On Croagh Patrick
“It’s good for the soul.”
Not the words I expected to hear from a 70-something hiker as he ascended the tough scree slopes of Croagh Patrick, a mountain on Ireland’s western seaboard, on a rain and wind-lashed November afternoon.
The light was falling and I was coming off the mountain as quickly as my sodden boots could carry me. As I descended I was surprised to see, emerging from the mist ten minutes below the summit, a couple of men making their way up.
As they got closer I expected a brief conversation, above the howling wind, about conditions on top or how much longer they had to hike to get there. That’s if I even wanted to engage in conversation – my summit high had quickly faded and I was dreaming of taking off every piece of wet clothing once I got back to my car.
The lead climber, now just meters away, was 40 years older than me, moving slower than I was and clearly feeling the impact of a 700 meter ascent up a wet rock path.
Seconds before we passed he looked up and grimaced, before smiling briefly and giving me his words of advice. A second later we parted. I think we managed a mutual ‘best of luck’ – but I doubt either of us heard it above the wind.
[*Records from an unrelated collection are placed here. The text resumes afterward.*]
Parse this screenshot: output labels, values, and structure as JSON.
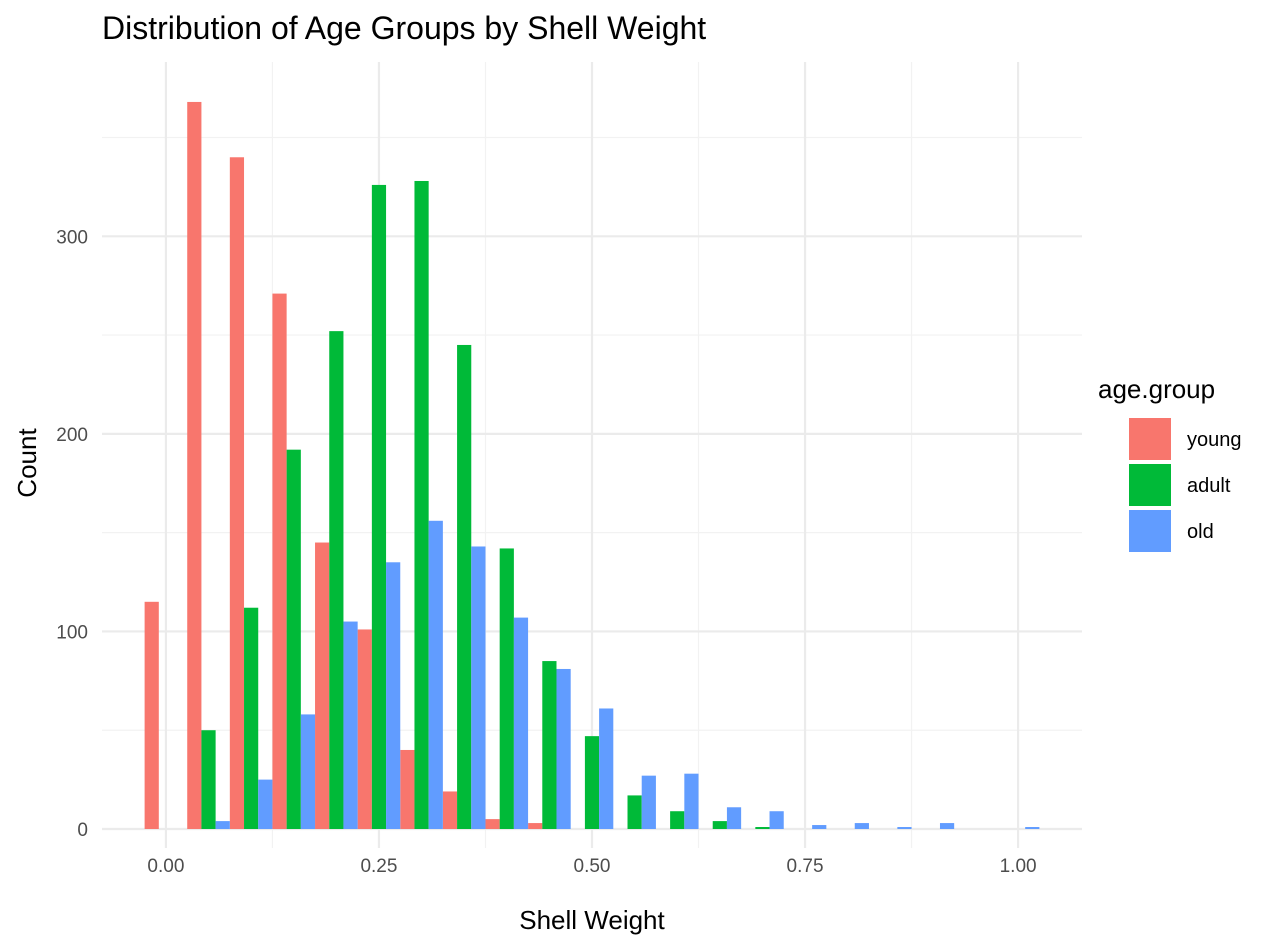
{
  "chart_data": {
    "type": "bar",
    "title": "Distribution of Age Groups by Shell Weight",
    "xlabel": "Shell Weight",
    "ylabel": "Count",
    "xlim": [
      -0.075,
      1.075
    ],
    "ylim": [
      0,
      370
    ],
    "x_ticks": [
      0.0,
      0.25,
      0.5,
      0.75,
      1.0
    ],
    "x_tick_labels": [
      "0.00",
      "0.25",
      "0.50",
      "0.75",
      "1.00"
    ],
    "y_ticks": [
      0,
      100,
      200,
      300
    ],
    "y_tick_labels": [
      "0",
      "100",
      "200",
      "300"
    ],
    "grid": true,
    "legend": {
      "title": "age.group",
      "position": "right"
    },
    "bin_centers": [
      0.0,
      0.05,
      0.1,
      0.15,
      0.2,
      0.25,
      0.3,
      0.35,
      0.4,
      0.45,
      0.5,
      0.55,
      0.6,
      0.65,
      0.7,
      0.75,
      0.8,
      0.85,
      0.9,
      0.95,
      1.0
    ],
    "series": [
      {
        "name": "young",
        "color": "#F8766D",
        "values": [
          115,
          368,
          340,
          271,
          145,
          101,
          40,
          19,
          5,
          3,
          0,
          0,
          0,
          0,
          0,
          0,
          0,
          0,
          0,
          0,
          0
        ]
      },
      {
        "name": "adult",
        "color": "#00BA38",
        "values": [
          0,
          50,
          112,
          192,
          252,
          326,
          328,
          245,
          142,
          85,
          47,
          17,
          9,
          4,
          1,
          0,
          0,
          0,
          0,
          0,
          0
        ]
      },
      {
        "name": "old",
        "color": "#619CFF",
        "values": [
          0,
          4,
          25,
          58,
          105,
          135,
          156,
          143,
          107,
          81,
          61,
          27,
          28,
          11,
          9,
          2,
          3,
          1,
          3,
          0,
          1
        ]
      }
    ]
  }
}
This morning I awoke more than 4,400 miles from Croagh Patrick, to the sight of rain pouring down on the September streets of Portland, Oregon. It was before dawn, I was tired, my legs were sore, my rain-gear packed in a box still in transit from Ireland.
I could’ve provided myself with a dozen more excuses not to go for a morning run. But something in the rising light or the hanging clouds on the West Hills kicked me back to November 2008, to the slopes of Croagh Patrick and an old hiker who refused to quit on a hard mountain day.
My three miler was little compared to his daylong climb, though we probably wound up equally drenched afterwards.
Eight years on, the Croagh Patrick climber’s advice has stayed with me. Whether it’s climbing a weather-lashed mountain or pounding city streets through the rain, don’t think it, just do it – and keeping doing it. If nothing else, your soul will be fit.